If brain is mind, and mind’s thought equivalent to self, self equivalent to soul, theological problems are going to arise. There are neurologists writing now who are confident that consciousness itself will before long be “located” and explained as utterly physiological, a line of thought that Francis Crick, the DNA Nobel winner, popularized in his book
The Astonishing Hypothesis
(1994). In his last paper (2004), Crick suggested the claustrum, a “sheet” located beneath the inner surface of the neocortex, which receives information from all areas of the cortex and returns information back into it, might be the seat of consciousness. The truth is that science doesn’t yet have the answer to the mystery: how it is that a subjective self comes about at all (known as the Easy Problem) and achieves self-awareness (the Hard Problem).

The phrase
ghost in the machine
, incidentally, was coined by a British philosopher, Gilbert Ryle, in 1949, in mockery of Descartes’s dualism. Arthur Koestler’s book of the same name (1967) was interested in a different kind of ghost, one associated with the amygdala, deep in the limbic system, creator of impulses concerned with gut instinct, fear, aggression. He suggested that our social evolution has far outstripped our brain evolution, and that we are held back by the primitive emotions and functions of obsolete but still-powerful remnants of our prehistoric selves, which can be held accountable for our being warlike, suspicious, and bigoted.

When the frontal lobe is damaged by Alzheimer’s and the self is fractured by the forest fire of neuron death, maybe other parts of the brain rise up to compensate. When rationality is damaged or lost, it is perhaps more primitive parts of the brain and the great hidden sea of the unconscious that prompt facets to rise unexpectedly into view, redirecting the personality of the dementia sufferer into something the caregiver doesn’t recognize, with new preoccupations, hostilities, and weirdness. As Freud wrote, though we are more sure of ourselves than of anything, confident that a self is something autonomous and self-contained, the truth is that “the ego extends inwards with no clear boundary into an unconscious psychical entity.” As social philosophers of the seventeenth century might have put it, Nancy has lost her Natural Government, and is in danger of relapsing into a state of nature.

It isn’t necessarily a two-horse race.
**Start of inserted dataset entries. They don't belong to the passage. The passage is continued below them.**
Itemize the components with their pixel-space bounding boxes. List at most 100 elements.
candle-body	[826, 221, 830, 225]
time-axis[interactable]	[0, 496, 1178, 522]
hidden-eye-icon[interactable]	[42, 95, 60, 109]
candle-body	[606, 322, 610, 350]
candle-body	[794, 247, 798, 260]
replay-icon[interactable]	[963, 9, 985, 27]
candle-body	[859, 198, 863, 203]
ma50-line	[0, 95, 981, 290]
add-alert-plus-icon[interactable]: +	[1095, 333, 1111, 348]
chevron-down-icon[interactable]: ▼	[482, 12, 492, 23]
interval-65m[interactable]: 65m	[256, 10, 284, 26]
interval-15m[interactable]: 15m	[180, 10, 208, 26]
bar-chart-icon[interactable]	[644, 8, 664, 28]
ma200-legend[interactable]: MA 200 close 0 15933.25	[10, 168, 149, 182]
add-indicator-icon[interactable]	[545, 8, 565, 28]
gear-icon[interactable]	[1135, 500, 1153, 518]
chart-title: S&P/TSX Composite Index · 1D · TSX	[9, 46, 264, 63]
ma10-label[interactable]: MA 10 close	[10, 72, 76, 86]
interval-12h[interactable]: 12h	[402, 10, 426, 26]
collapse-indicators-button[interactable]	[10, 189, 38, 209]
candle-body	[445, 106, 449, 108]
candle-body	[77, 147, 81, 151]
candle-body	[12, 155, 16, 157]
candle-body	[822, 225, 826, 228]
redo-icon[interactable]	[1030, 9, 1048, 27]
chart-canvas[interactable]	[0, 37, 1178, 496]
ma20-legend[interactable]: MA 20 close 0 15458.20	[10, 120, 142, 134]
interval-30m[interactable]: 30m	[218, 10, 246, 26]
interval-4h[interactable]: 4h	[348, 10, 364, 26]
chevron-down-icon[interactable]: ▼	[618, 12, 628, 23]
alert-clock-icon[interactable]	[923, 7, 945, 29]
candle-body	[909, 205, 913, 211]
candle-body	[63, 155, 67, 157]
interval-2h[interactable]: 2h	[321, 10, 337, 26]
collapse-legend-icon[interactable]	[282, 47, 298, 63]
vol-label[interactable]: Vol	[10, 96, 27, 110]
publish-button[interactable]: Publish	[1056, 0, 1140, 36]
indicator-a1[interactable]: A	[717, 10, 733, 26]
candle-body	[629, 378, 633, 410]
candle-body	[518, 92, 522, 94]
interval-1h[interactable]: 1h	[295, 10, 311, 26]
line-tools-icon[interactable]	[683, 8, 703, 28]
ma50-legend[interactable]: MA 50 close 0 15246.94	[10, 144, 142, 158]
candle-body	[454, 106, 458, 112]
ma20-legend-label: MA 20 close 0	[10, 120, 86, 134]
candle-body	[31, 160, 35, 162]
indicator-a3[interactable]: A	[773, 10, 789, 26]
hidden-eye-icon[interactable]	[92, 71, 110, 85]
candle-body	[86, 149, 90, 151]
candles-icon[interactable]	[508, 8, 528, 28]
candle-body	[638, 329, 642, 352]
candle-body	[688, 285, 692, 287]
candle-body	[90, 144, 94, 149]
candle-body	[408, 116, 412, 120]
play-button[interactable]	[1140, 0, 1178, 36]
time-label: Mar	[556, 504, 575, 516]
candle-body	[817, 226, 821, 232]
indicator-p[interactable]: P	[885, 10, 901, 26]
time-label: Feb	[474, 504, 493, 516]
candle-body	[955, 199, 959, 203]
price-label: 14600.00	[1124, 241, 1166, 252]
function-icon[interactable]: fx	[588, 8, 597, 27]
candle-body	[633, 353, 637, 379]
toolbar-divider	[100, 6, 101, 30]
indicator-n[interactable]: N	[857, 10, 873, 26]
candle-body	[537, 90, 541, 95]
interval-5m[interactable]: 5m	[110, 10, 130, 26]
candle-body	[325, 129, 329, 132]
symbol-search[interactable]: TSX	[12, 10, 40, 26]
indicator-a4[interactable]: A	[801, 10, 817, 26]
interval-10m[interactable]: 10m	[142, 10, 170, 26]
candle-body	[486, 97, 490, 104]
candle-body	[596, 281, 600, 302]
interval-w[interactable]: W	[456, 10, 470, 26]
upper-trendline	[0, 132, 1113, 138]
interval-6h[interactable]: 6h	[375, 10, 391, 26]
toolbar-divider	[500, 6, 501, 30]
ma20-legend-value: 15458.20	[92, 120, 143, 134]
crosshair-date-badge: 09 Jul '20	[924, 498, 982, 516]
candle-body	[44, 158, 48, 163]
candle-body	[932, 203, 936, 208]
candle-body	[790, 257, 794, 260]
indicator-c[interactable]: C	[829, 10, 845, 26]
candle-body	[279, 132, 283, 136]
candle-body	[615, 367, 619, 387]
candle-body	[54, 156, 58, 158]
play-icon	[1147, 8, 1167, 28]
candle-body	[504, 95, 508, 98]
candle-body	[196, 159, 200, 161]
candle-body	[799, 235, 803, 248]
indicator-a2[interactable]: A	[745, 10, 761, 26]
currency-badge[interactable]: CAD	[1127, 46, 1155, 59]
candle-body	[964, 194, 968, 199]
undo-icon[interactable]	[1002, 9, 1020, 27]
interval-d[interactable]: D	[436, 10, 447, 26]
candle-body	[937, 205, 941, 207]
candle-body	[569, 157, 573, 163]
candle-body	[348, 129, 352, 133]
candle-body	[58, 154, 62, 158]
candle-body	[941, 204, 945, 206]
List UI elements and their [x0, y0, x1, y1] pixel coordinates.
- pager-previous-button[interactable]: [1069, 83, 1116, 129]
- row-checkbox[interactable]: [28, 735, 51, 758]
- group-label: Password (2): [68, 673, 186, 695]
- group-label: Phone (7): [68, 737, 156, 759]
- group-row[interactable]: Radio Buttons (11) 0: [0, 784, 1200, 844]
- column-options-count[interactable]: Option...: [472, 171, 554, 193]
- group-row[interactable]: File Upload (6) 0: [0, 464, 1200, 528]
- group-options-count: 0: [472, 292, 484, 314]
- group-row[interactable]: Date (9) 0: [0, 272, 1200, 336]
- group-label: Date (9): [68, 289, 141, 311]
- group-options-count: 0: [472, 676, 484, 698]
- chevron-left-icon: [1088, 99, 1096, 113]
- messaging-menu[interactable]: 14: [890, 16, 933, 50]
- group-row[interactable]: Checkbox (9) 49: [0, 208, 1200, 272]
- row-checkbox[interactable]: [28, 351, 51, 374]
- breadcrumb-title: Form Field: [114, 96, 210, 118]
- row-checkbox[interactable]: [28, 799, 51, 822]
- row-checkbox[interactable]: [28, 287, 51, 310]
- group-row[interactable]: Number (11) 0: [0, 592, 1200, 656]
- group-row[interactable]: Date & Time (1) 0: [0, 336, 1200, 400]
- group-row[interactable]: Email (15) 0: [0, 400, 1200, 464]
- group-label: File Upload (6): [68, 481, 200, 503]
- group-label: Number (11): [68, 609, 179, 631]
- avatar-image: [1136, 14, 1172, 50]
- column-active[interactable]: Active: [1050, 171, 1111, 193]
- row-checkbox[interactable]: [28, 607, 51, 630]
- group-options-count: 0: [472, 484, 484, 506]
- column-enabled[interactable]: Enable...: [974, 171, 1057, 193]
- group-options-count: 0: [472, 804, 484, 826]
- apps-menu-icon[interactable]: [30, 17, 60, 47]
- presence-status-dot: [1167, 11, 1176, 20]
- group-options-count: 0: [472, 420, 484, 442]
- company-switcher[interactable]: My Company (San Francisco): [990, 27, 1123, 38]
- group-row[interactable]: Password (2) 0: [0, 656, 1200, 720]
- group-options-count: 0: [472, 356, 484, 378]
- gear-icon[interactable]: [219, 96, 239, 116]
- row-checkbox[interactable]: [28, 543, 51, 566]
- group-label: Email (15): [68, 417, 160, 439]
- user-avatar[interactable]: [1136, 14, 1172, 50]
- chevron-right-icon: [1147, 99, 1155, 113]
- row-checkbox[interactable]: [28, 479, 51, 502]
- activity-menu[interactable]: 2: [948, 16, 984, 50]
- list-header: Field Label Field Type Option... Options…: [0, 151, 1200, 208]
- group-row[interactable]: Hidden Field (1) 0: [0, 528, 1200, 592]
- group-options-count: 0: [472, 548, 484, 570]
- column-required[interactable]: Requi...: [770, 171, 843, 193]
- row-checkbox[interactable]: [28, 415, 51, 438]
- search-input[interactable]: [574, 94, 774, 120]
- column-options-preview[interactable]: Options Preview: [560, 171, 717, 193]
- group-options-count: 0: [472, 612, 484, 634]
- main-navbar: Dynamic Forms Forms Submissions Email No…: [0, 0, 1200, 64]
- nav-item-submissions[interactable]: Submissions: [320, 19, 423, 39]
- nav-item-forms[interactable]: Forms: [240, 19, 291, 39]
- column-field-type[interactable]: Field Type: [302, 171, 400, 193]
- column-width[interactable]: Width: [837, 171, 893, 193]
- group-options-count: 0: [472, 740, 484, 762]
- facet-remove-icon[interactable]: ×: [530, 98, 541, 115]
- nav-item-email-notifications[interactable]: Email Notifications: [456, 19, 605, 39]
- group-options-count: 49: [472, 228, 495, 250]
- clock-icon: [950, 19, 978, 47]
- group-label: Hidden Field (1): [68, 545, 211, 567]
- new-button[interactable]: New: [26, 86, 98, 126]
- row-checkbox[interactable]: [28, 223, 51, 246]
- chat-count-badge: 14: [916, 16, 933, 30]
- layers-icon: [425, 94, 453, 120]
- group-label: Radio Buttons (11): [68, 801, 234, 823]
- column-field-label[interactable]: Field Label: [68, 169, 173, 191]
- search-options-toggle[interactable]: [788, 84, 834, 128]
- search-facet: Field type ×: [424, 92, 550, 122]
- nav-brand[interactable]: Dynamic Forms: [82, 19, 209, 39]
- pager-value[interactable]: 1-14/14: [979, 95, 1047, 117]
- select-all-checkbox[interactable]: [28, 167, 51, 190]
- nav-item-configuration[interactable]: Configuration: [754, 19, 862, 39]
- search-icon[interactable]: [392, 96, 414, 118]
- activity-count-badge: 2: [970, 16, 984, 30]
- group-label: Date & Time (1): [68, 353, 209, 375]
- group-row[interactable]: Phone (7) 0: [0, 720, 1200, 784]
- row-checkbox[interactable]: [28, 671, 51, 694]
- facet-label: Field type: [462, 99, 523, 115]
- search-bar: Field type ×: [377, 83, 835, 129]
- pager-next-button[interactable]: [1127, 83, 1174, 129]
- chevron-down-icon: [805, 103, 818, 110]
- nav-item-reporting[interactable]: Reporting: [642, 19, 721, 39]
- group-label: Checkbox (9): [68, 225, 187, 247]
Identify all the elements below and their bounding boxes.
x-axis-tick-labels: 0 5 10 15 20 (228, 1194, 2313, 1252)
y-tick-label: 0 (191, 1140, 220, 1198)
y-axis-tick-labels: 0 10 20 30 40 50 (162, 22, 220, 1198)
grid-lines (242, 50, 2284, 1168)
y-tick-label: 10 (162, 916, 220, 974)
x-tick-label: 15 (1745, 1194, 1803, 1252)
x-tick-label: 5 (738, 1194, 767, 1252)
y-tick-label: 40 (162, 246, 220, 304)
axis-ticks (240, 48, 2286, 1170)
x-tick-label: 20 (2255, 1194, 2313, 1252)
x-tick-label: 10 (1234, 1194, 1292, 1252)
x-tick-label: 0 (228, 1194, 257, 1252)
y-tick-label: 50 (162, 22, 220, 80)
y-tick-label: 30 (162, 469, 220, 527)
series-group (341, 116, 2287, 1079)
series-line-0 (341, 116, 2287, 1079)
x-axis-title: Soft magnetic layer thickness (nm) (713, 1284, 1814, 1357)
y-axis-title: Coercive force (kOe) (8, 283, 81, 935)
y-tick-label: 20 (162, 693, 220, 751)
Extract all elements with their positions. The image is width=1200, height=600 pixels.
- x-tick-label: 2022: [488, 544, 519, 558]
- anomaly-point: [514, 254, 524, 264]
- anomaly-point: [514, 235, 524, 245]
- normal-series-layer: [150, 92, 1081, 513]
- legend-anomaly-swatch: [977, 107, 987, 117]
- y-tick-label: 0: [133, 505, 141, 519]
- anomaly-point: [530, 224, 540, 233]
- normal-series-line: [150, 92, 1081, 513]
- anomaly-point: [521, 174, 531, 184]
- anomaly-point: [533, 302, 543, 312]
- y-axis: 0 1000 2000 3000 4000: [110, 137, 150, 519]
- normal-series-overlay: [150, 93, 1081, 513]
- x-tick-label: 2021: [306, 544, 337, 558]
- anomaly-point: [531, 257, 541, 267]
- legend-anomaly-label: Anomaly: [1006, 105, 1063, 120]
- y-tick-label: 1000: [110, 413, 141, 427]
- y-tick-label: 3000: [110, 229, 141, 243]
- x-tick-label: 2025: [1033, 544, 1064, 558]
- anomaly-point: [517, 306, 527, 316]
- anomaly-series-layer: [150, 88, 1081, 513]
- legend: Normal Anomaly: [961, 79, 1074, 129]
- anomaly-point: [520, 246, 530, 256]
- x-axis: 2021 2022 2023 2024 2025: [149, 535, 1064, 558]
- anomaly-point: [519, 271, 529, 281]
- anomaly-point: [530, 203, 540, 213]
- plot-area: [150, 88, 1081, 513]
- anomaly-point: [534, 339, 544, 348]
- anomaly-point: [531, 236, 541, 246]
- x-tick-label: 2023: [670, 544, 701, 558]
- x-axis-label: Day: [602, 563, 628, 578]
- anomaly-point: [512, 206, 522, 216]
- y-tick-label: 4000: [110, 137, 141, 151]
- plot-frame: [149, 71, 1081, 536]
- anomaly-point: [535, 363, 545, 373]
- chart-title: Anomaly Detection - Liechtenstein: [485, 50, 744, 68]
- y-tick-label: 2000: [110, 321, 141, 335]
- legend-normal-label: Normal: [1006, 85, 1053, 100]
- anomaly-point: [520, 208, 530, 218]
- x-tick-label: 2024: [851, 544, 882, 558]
The German philosopher Arthur Schopenhauer seems to have been an adherent of a third way, the idea that though there is no immortality of the individual earthly self, we are more than our brains, and return after death to the same state of existence we enjoyed before birth, giving up (with relief, he claimed) the painful and limited animal consciousness of being human and existing in time. “Consciousness is destroyed in death,” he wrote, “but that which created it is by no means destroyed.” He wasn’t the first to see things this way. Anaxagoras, in the fifth century
B.C.,
is thought to have introduced the idea of mind
(nous)
as something infinite and immortal, emanating from The One, the collective human entity that organizes matter and survives it.

Others take a more Platonic route. As the Scottish psychiatrist R. D. Laing wrote, “If my physical frame dissolves, I can’t live in this world any more, because this world is a transform: the brain is the transformer and is itself a transform.” (A
transform
is reality as delivered up by our perceptions.) It’s perhaps Laing who puts the problem of brain and self most succinctly when he goes on to say, “[T]his collection of cells has the impression that it is I. This is a proposition I do not necessarily agree with.”